On Thursday, a panel of Fifth Circuit judges, including Judge Jerry Smith, Judge Priscilla Owen and Judge Catharina Haynes (all Republican appointees) issued their decision. The opinion completely dodged the question of whether race should be allowed to be considered as a factor in deciding whether to issue a death penalty.

The justices restricted themselves to "asking only whether the district court's resolution of the claim 'was debatable among jurists of reason.'" The trio decided the district court decision they were reviewing wasn't, in fact, up for debate. They nodded at the race issue and then ignored it.

Yup, that's right, the Fifth Circuit won't even address whether it's okay to consider race when issuing the death penalty.

The Fifth ruled that Buck's petition did not show a violation of a constitutional right or any indication that the district court had made the wrong decision in previously denying Buck's appeal.

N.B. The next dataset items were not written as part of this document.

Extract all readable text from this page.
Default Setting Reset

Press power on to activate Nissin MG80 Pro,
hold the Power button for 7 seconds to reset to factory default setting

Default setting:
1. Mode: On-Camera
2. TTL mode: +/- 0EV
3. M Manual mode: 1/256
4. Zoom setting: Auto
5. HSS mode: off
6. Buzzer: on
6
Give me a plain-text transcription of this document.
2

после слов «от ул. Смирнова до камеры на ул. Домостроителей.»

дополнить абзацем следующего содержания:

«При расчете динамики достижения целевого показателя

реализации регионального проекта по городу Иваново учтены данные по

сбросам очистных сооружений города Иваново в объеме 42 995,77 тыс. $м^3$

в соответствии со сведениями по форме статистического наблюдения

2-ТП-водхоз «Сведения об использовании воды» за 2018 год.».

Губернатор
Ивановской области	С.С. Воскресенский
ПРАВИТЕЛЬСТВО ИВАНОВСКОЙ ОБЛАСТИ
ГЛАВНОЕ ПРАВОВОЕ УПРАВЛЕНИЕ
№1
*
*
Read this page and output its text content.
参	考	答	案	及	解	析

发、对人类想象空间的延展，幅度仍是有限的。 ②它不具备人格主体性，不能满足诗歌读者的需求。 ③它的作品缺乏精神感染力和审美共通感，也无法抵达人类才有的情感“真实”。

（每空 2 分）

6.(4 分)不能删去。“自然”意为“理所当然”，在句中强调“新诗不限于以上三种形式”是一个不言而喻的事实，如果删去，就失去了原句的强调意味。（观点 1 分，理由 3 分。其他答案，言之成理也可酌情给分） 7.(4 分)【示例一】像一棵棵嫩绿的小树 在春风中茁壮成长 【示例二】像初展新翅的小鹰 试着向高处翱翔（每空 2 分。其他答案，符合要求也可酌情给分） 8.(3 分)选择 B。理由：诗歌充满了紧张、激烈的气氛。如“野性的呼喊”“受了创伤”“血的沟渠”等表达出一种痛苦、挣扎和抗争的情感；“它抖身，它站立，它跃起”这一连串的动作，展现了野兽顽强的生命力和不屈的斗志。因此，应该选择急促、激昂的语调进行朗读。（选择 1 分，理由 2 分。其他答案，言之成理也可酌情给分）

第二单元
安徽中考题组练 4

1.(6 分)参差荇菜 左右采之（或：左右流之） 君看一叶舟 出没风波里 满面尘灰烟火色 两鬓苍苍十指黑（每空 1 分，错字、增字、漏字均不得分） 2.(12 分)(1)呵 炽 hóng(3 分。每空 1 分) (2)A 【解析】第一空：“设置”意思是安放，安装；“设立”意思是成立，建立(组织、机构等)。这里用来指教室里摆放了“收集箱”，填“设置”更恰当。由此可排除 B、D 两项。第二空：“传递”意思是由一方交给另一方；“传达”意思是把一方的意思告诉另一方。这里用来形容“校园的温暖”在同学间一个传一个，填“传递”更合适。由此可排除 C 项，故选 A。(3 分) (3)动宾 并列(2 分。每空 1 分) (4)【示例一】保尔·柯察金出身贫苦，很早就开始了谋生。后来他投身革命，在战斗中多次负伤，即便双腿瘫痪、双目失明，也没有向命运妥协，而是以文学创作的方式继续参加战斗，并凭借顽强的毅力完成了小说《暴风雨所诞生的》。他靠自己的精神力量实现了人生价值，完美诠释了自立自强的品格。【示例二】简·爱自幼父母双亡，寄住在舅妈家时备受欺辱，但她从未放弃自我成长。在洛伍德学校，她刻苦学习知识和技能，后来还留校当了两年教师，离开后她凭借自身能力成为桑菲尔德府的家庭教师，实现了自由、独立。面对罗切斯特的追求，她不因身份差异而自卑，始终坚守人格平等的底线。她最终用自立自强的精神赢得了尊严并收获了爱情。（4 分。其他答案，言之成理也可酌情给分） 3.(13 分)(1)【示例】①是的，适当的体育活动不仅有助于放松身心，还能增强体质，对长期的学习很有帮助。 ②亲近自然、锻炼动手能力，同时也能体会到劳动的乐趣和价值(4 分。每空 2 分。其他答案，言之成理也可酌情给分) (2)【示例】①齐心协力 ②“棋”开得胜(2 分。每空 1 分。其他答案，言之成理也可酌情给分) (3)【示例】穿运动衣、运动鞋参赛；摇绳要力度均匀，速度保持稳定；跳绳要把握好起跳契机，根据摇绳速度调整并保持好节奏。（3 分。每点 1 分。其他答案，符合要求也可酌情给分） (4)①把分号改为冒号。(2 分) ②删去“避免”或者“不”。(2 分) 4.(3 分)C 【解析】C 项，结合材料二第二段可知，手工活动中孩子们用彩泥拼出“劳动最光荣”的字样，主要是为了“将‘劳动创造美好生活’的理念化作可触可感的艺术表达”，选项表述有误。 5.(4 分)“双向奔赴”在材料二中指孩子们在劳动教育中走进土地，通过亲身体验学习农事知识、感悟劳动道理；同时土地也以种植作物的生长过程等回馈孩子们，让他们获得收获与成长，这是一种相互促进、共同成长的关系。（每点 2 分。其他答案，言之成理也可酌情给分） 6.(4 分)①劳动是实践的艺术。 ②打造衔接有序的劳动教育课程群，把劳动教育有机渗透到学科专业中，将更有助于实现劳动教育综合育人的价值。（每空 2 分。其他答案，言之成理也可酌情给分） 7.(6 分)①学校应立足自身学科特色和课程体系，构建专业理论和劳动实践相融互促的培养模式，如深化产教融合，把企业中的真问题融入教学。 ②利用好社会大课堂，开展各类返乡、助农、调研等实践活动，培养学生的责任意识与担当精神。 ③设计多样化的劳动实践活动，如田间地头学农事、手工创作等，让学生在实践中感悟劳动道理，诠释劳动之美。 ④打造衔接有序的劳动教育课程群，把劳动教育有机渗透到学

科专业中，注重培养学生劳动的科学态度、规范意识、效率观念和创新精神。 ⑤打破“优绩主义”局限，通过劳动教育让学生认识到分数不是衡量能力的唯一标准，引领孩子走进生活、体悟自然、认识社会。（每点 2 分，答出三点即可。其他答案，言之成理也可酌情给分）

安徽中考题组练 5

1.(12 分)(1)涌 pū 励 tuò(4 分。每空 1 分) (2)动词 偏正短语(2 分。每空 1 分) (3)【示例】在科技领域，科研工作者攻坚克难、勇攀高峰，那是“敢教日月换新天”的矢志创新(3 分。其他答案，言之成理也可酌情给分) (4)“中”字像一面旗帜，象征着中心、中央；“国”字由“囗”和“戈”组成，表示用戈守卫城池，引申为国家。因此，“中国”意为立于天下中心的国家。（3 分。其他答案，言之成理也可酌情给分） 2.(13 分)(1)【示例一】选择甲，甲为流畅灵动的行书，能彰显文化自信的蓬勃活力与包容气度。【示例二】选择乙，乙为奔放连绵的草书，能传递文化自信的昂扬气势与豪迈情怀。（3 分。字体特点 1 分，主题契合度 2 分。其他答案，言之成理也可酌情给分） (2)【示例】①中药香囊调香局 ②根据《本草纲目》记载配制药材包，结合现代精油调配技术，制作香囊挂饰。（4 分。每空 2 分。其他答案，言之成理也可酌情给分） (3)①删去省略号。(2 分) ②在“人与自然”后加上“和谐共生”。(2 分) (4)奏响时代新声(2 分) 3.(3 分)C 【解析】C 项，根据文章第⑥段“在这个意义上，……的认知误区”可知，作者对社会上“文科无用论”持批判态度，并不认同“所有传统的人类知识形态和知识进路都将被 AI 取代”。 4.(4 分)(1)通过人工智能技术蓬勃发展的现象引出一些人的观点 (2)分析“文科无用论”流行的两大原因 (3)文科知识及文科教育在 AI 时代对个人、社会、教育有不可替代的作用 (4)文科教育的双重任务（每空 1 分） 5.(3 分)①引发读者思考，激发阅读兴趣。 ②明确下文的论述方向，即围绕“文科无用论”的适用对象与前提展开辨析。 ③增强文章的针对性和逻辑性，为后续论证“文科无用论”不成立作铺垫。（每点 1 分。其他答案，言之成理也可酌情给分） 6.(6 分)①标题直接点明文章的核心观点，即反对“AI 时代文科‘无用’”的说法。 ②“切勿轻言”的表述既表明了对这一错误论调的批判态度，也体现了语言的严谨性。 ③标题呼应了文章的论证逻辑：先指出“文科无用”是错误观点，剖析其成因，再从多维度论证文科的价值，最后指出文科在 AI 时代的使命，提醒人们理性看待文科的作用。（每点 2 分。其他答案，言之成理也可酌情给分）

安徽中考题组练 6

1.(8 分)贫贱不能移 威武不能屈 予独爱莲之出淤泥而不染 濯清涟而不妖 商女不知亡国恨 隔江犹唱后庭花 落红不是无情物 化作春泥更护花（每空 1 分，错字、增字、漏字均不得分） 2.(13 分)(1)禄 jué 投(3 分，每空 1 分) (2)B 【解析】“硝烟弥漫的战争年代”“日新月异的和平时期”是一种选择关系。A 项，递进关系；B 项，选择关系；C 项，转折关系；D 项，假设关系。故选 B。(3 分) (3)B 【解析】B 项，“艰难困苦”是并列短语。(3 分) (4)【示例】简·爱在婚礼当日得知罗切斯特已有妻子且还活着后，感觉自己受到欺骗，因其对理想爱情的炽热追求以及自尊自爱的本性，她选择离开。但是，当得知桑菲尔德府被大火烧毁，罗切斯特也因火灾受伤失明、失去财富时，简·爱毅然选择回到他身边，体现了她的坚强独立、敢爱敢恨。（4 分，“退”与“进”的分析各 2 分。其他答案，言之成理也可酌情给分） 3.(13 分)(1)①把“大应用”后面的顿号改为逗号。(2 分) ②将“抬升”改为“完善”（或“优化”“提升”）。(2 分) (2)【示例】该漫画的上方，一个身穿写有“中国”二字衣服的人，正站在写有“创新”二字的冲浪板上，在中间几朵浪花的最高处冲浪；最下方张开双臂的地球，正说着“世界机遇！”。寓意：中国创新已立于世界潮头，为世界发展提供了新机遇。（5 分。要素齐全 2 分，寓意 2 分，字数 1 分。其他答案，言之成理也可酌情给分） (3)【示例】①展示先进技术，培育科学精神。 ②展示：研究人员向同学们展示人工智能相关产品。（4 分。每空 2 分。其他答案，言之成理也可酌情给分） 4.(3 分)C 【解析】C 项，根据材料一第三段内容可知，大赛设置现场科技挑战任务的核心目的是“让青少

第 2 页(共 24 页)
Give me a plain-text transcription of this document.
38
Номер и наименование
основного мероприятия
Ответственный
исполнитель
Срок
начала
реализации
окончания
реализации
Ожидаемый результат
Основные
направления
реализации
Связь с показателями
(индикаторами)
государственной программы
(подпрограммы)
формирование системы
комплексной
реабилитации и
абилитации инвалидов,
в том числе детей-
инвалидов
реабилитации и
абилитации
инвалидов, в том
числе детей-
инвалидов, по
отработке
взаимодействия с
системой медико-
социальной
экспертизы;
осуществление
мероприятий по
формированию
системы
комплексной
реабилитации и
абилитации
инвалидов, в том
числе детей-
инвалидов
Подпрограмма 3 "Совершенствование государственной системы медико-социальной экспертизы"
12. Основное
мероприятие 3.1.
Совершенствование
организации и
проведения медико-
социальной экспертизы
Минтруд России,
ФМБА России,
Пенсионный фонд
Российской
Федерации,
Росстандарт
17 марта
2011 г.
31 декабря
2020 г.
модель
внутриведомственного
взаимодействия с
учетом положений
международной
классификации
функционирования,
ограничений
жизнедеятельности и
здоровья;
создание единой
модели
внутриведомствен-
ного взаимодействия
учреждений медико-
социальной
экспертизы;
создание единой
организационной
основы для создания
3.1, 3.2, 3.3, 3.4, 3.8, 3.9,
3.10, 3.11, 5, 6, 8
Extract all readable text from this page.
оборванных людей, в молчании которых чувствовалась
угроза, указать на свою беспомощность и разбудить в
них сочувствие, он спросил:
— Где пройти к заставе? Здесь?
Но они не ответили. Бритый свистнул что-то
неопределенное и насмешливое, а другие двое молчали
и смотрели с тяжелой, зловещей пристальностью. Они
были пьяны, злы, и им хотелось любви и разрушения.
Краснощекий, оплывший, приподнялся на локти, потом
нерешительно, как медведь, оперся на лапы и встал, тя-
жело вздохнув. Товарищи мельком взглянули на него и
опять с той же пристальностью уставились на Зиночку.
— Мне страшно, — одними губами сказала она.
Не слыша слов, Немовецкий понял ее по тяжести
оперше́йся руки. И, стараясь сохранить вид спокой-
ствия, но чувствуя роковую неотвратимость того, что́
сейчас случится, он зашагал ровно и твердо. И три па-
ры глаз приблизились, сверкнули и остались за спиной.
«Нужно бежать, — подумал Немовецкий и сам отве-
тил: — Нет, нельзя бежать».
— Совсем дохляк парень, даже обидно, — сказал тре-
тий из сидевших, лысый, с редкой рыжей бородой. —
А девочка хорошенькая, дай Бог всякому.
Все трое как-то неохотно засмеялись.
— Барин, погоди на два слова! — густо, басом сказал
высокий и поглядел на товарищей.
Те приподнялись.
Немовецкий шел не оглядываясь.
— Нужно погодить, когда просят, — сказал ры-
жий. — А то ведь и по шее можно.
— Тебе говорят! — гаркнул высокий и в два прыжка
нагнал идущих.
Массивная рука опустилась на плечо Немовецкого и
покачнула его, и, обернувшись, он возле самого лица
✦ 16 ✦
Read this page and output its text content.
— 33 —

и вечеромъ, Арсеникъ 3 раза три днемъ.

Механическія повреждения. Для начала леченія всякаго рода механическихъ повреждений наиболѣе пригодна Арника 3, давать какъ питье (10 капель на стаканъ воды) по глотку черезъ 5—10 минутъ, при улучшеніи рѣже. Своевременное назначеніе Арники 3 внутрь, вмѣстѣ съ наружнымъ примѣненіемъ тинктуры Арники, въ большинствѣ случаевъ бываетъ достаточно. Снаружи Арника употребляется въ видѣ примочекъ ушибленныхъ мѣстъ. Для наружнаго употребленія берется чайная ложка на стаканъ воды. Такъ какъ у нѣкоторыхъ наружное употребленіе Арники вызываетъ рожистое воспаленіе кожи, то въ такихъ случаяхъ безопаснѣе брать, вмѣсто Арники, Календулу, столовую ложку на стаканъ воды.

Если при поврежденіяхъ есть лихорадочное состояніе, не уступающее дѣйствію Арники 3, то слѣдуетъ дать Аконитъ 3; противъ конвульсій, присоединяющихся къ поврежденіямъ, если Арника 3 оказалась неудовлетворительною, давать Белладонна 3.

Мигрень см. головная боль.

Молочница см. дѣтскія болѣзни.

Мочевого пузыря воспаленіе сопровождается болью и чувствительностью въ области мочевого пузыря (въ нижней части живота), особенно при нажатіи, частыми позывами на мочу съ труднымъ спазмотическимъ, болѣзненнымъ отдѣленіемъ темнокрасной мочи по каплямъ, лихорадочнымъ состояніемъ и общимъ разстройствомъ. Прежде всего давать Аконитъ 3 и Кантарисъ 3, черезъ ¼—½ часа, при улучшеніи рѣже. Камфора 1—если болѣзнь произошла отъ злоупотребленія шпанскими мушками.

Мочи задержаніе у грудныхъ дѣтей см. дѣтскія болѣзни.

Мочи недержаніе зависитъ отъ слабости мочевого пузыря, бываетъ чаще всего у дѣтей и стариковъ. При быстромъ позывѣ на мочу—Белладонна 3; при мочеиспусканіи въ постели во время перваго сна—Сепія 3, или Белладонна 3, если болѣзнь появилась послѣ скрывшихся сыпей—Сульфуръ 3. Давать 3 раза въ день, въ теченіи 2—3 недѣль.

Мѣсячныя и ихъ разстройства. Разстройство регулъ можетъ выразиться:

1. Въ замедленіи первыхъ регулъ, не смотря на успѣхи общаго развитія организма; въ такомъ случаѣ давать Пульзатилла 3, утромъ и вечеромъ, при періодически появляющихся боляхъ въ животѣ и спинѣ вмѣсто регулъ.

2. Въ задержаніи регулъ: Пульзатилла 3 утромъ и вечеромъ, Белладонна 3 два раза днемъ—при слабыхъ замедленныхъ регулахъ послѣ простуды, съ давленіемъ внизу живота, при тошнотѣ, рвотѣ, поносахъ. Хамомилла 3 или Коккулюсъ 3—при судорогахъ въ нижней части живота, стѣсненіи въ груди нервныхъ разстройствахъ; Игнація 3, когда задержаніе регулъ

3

Buck's request for a certificate to appeal included eleven points that his lawyers claimed made his case "extraordinary" but the Fifth ruled that none of these points, including the contention that Buck had been promised his case would be reviewed and he would be re-sentenced the way the other Quijano cases were, qualified as "extraordinary."

One of Buck's lawyers, Kathryn Kase, stated that they'll ask the Fifth to review the case again and that they'll ask the Supreme Court to weigh in if they need to.